1. Franz Kafka, quoted in Susan Handelman, "Jacques Derrida and the Heretic Hermeneutic," in Displacements, edited by Mark Krupnick (Bloomington: Indiana University Press, 1983), p. 126.
2. E-mail to the author, October 22, 2004.
3. Soren Kierkegaard, The Concept of Irony, translated by Howard V. Hong & Edna H. Hong (Princeton: Princeton University Press, 1989), pp. 247, 248.
4. Márton Koppány, back jacket, The Other Side (Bratislava: Kalligram, 1999). To me, there is a hidden joke in this statement, at least to Márton's western readers: table tennis is a popular sport in Budapest, as it is all over the former and present communist world. Throughout the parks of Budapest, one comes across table tennis "courts" where pick-up games are as actively underway as on basketball courts in U.S. cities.
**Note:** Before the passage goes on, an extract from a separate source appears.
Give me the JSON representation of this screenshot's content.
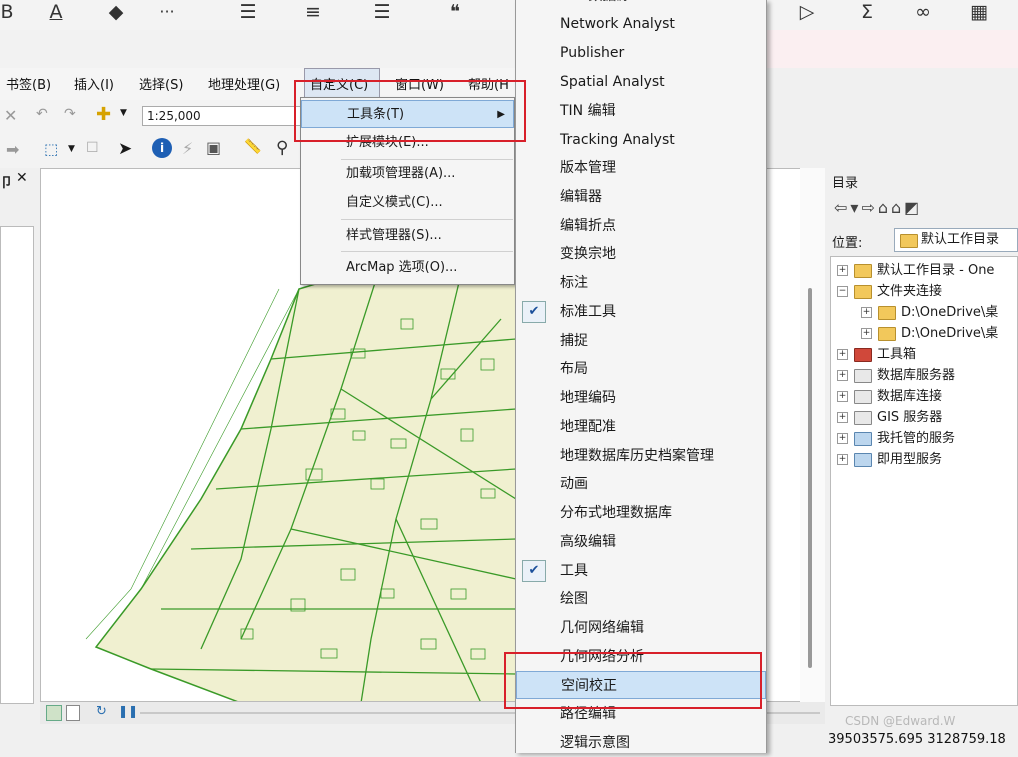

5. Budapest boasts some of the best mineral water in the world, available in a
bewildering variety of tastes and potencies, from dozens of the different
hot springs that bubble under the crust of the city. I favor the highly
carbonated variety — szénsavas; Márton prefers the
smoother non-carbonated version — szénsavmentes
6. A small park we discovered in the heart of the old Jewish quarter, with lots of activity and good playground equipment, where we regularly took our son that summer, in 2003, and then again for the two months we lived in Budapest in 2004, we later discovered to be one of the sites from which Hungarian Jews were deported, packed into trucks and trains for detention/concentration camps.
7. The condition of Király utca is changing dramatically these days. Upscale boutiques, restaurants, trendy cafes. This is true of much of Budapest, which is getting a New Europe makeover.
8. Now seems as good a time as ever to provide a simple, layman's pronunciation guide to Hungarian. Accents on vowels indicate sound, not stress. á is held longer than a, for instance. s is pronounced "sh," and c is pronounced somewhat like a z (actually, like a German z): so, Király utca is pronounced "kee-rai utza," or the name Férenc is pronounced "ferahnz," rather close to the German Franz. sz is pronounced "s," so one of Hungary's most famous son's names is pronounced "list ferahnz," for Franz Liszt. zs is like "zh"; so, the first name of another famous Hungarian export is pronounced "zha zha" for Zsa Zsa Gabor.
9. The issue of Hungary's boundaries is complex. There are parts of Austria, Slovakia, Romania (Transylvania, specifically), and present-day Serbia and Croatia, that at times have been included in Hungary, and where Hungarian is spoken and its cultural traditions are passed down. In the twentieth century, this issue is layered with further complexity because of Hungary's role in the Austro-Hungarian Empire, one of whose effects is that German was widely spoken in these Hungarian areas, especially among the Jews who lived in the Empire.
10. Márton Koppány, "Two Letters," Investigations & Other Sequences (Tokyo/Toronto: Ahadada Books, 2003), p. 69.
11. Hungary, like many European countries prior to World War II, determined its Jewish population according to racial laws. While 80,000 Jews dwarfs the populations in nearly every other European country (most Hungarian Jews live in Budapest), it is less than a tenth of the population before the war, which stood at 850,000. In comparison, one can look to the current Jewish population in Vienna, arguably the most important Jewish city in Europe before the war, which stood close to one million and which today has less than 10,000 Jews.
12. Eric L. Santner, On the Psychotheology of Everyday Life: Reflections on Freud and Rosenzweig (Chicago: University of Chicago Press, 2001), pp. 33-4; 36.
13. ibid., 40, 41.
14. But even this permanence is transient. Since I met him in 1997, Márton's English has improved dramatically. He makes his living, in part, translating best-sellers from English into Hungarian, which accounts for part of the improvement. But diligence in reading poetry in English accounts for a greater portion. He said to me in April, 2004, that he never dreamed he would be able to enjoy poetry in English, as English, but that it had been happening to him.
15. These poems appear in his last collection, Ground Work II: In the Dark (New York: New Directions, 1988).
16. Márton is not alone in experiencing the spontaneous generosity of Karl and Anne. When I first met Karl in 1996, he wrote me a sizeable check for LVNC, almost as if it were something perfunctory. Amazing.
17. I owe my friendship with Márton to Woodland Pattern. It was there, seeing an advertisement for a Ronald Johnson broadside, underneath a pinned-up specimen of the broadside itself, that Márton decided to send his work to LVNG for us to consider.
18. Robert Lax, 33 Poems, New York: New Directions, 1988, p. 63.
19. Márton notes, pointedly, that the "Jewish-freemasonic conspiracy" is a leitmotif in Hungarian anti-Semitism.
20. In A Big Jewish Book, edited by Jerome Rothenberg, with Harris Lenowitz and Charles Doria (Garden City, NY: Anchor/Doubleday, 1978), p. 631.